How has it started?


Elongated coins are coins rolled through hand cranked mill type machines consisting of reverse-engraved dies cut in steel rollers, similar in concept to wringers on old fashioned washing machines.

Regular coins are run between the rollers under tremendous pressure (about 22 tons), which presses the coin into the die, and due to the pressure, simultaneously stretches the coin into an “Elongated” shape.

Elongated coins come in all denominations including tokens and foreign coins, with the one cent piece being by far the most common in the USA.

In Hungary we use the 2,- HUF (Hungarian Forint) coin, which is very much similar in size, and also in value to the US 1,- cent coin.

With its start as a money making souvenir at world fairs and expositions, the elongated coin has evolved into mementos for most any event, activity, or topic. Many are used as promotional or personal cards. Prices of elongated coins vary depending on the number rolled, age, denomination, popularity of topic or event, even the condition of the coin. There are four published books which catalog elongated coins.

The latest and the most comprehensive was authored by Angelo A. Rosato, “ENCYCLOPEDIA OF THE MODERN ELONGATEDS” 1990 (1700 pages- hard bound). Modern elongateds are rolled and sold at many events, fairs, shows, amusement parks and other activities or tourist attractions. The more common elongateds sell for between 50 cents and $1.00, when not used as free hand-outs or tokens. Older elongated coins can be found at coin shops and shows, flea markets, even at garage sales. Prices for older issues and even recent limited edition commemorative elongateds are generally higher. It is estimated that there are well over a thousand “serious” elongated coin collectors with large general collections and many thousands more who collect topical or specialty elongateds.

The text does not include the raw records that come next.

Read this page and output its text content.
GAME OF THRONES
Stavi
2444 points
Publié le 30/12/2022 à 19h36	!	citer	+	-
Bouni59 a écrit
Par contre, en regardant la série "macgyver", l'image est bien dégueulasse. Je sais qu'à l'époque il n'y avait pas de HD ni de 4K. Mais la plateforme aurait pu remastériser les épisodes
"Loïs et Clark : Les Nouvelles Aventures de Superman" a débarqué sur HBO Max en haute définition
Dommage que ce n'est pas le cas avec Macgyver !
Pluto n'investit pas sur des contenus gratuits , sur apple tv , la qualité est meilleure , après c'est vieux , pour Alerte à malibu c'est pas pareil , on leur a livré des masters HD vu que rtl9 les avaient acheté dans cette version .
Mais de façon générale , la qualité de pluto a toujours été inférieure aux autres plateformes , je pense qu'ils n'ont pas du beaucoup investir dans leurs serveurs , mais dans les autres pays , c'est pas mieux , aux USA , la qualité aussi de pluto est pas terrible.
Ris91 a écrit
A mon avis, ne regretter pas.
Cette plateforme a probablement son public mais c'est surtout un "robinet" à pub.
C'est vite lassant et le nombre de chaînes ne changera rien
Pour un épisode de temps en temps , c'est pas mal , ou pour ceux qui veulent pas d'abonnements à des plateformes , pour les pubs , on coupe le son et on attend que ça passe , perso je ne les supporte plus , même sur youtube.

And TEC is a great place to meet these people, find out about elongated coins, and buy, sell or make trades.”







Starting the EC business in Hungary

Here is a story about how I started the EC business in Hungary.

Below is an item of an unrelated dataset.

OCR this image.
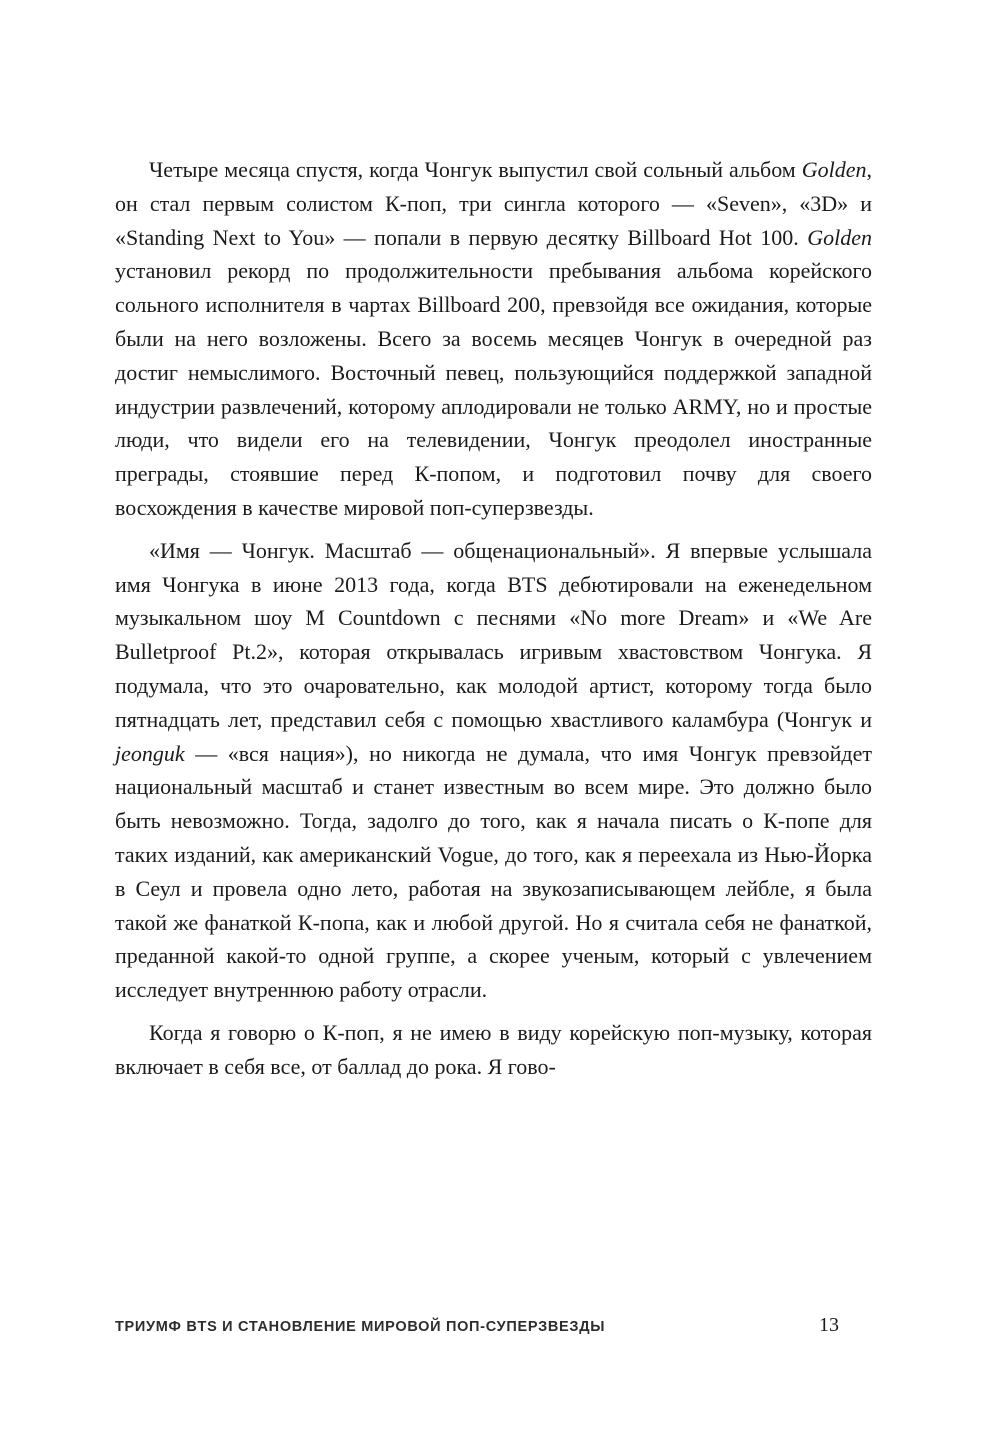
Четыре месяца спустя, когда Чонгук выпустил свой сольный альбом Golden, он стал первым солистом К-поп, три сингла которого — «Seven», «3D» и «Standing Next to You» — попали в первую десятку Billboard Hot 100. Golden установил рекорд по продолжительности пребывания альбома корейского сольного исполнителя в чартах Billboard 200, превзойдя все ожидания, которые были на него возложены. Всего за восемь месяцев Чонгук в очередной раз достиг немыслимого. Восточный певец, пользующийся поддержкой западной индустрии развлечений, которому аплодировали не только ARMY, но и простые люди, что видели его на телевидении, Чонгук преодолел иностранные преграды, стоявшие перед К-попом, и подготовил почву для своего восхождения в качестве мировой поп-суперзвезды.

«Имя — Чонгук. Масштаб — общенациональный». Я впервые услышала имя Чонгука в июне 2013 года, когда BTS дебютировали на еженедельном музыкальном шоу M Countdown с песнями «No more Dream» и «We Are Bulletproof Pt.2», которая открывалась игривым хвастовством Чонгука. Я подумала, что это очаровательно, как молодой артист, которому тогда было пятнадцать лет, представил себя с помощью хвастливого каламбура (Чонгук и jeonguk — «вся нация»), но никогда не думала, что имя Чонгук превзойдет национальный масштаб и станет известным во всем мире. Это должно было быть невозможно. Тогда, задолго до того, как я начала писать о К-попе для таких изданий, как американский Vogue, до того, как я переехала из Нью-Йорка в Сеул и провела одно лето, работая на звукозаписывающем лейбле, я была такой же фанаткой К-попа, как и любой другой. Но я считала себя не фанаткой, преданной какой-то одной группе, а скорее ученым, который с увлечением исследует внутреннюю работу отрасли.

Когда я говорю о К-поп, я не имею в виду корейскую поп-музыку, которая включает в себя все, от баллад до рока. Я гово-

ТРИУМФ BTS И СТАНОВЛЕНИЕ МИРОВОЙ ПОП-СУПЕРЗВЕЗДЫ	13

Seven years ago we went to the USA with my wife (girlfriend those days) We spent 5 days in New York, 5 in California and 5 in Florida. Our first meeting with an EC machine happened in S.F. at the Golden Gate bridge. The penny design was beautiful and very sophisticated, so we loved the small copper penny at first sight. Following that – in the Disney World of Florida – came the following elongates.

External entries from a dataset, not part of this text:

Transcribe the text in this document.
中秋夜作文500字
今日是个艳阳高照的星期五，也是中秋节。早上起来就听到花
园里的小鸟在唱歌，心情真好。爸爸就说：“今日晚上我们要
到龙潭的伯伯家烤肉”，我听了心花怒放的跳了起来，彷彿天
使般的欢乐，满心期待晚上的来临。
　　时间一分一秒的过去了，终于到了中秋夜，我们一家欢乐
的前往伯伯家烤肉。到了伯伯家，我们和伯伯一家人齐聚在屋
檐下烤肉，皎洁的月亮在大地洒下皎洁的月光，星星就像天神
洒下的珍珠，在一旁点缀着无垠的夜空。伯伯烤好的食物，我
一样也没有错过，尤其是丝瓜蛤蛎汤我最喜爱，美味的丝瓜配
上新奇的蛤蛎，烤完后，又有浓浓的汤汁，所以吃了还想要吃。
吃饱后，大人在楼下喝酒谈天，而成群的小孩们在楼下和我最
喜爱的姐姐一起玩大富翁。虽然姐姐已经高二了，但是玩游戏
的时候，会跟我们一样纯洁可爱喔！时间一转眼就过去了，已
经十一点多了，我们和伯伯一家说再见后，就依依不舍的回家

After coming home I wrote a letter to the Hungarian National Bank, asking for permission to place a penny press machine somewhere in Budapest.

The reply came within two weeks: ” alternating the Hungarian official currency means destroying it, it is against the law, and has a penalty of HUF (Hungarian Forint) 10.000,- (roughly USD 40,-). So, we became disappointed. Nevertheless, some time later, I had the opportunity to attend a conference, where the president of the Hungarian National Bank also gave a lecture. While listening to his lecture I thought to myself: “Hey, Tibor! This is the right man in front of you! Why don’t you approach him during the coffee brake and ask him how rigid this approach towards “destroying” the HUF is? So, having collected all my courage, I stepped to him – causing a big surprise among his body guards – and asked: “Mr. President, do you think the National Bank should punish those who want to make a souvenir coin out of a coin?? – He said he didn’t think so. “Than why is it illegal?” – Is it illegal? “Yes it is” – I’ll check! And off he went.

I have all forgotten about this brief conversation. Many-many months later, at the very beginning of year 2002, I went to a numismatic shop in downtown Budapest. I told about my thoughts to the man in the shop, and he said “I have a friend at the National Bank. He told he had heard something that things might have changed in the meantime” So: immediate letter to the National Bank… and the reply:

from march 2000 on it is no more illegal to alternate the Hungarian National currency.

Cool! The road was free!

The next step?

Choosing a manufacturer from the USA and choosing a good location in Budapest. The latter took about 4 months. Making the designs, the ordering procedure, the negotiations concerning payment etc. took another 2 months, but finally in September 2002 the first EC machine came to Hungary! (To stuck to the truth I have to confess that I’ve seen two “home-made” EC machines in Budapest (one at a movie theatre, one at a shopping mall), but they were soon removed after that. Why? Probably bad location, or lack of interest, probably the bad look of the machine, probably the fact that the “Out of order” sign had to be hang on the machine too often…) Our site for the automatic, 3 die automatic machine became the Tropicarium, which is a big Sea Aquarium, having all kind of reptiles and insects, too. It’s a great fun for both children and adults!
Having sent he success, in October 2004 I bought my second, hand crank 4 die machine for the Place called Palace of Wonders, which is a place where – mostly – school children can experience with the help of different devices all the wonders of the nature like the sound , the light, the electricity, the laser, the holography etc.

Now we have 12 penny machines, mostly in Budapest.

Operating penny press machines is my hobby, and I am starting to make a living on it, too. It is a triple happiness for me to: – have started something new, – to earn some money, – and to see the happy faces of the children while pressing!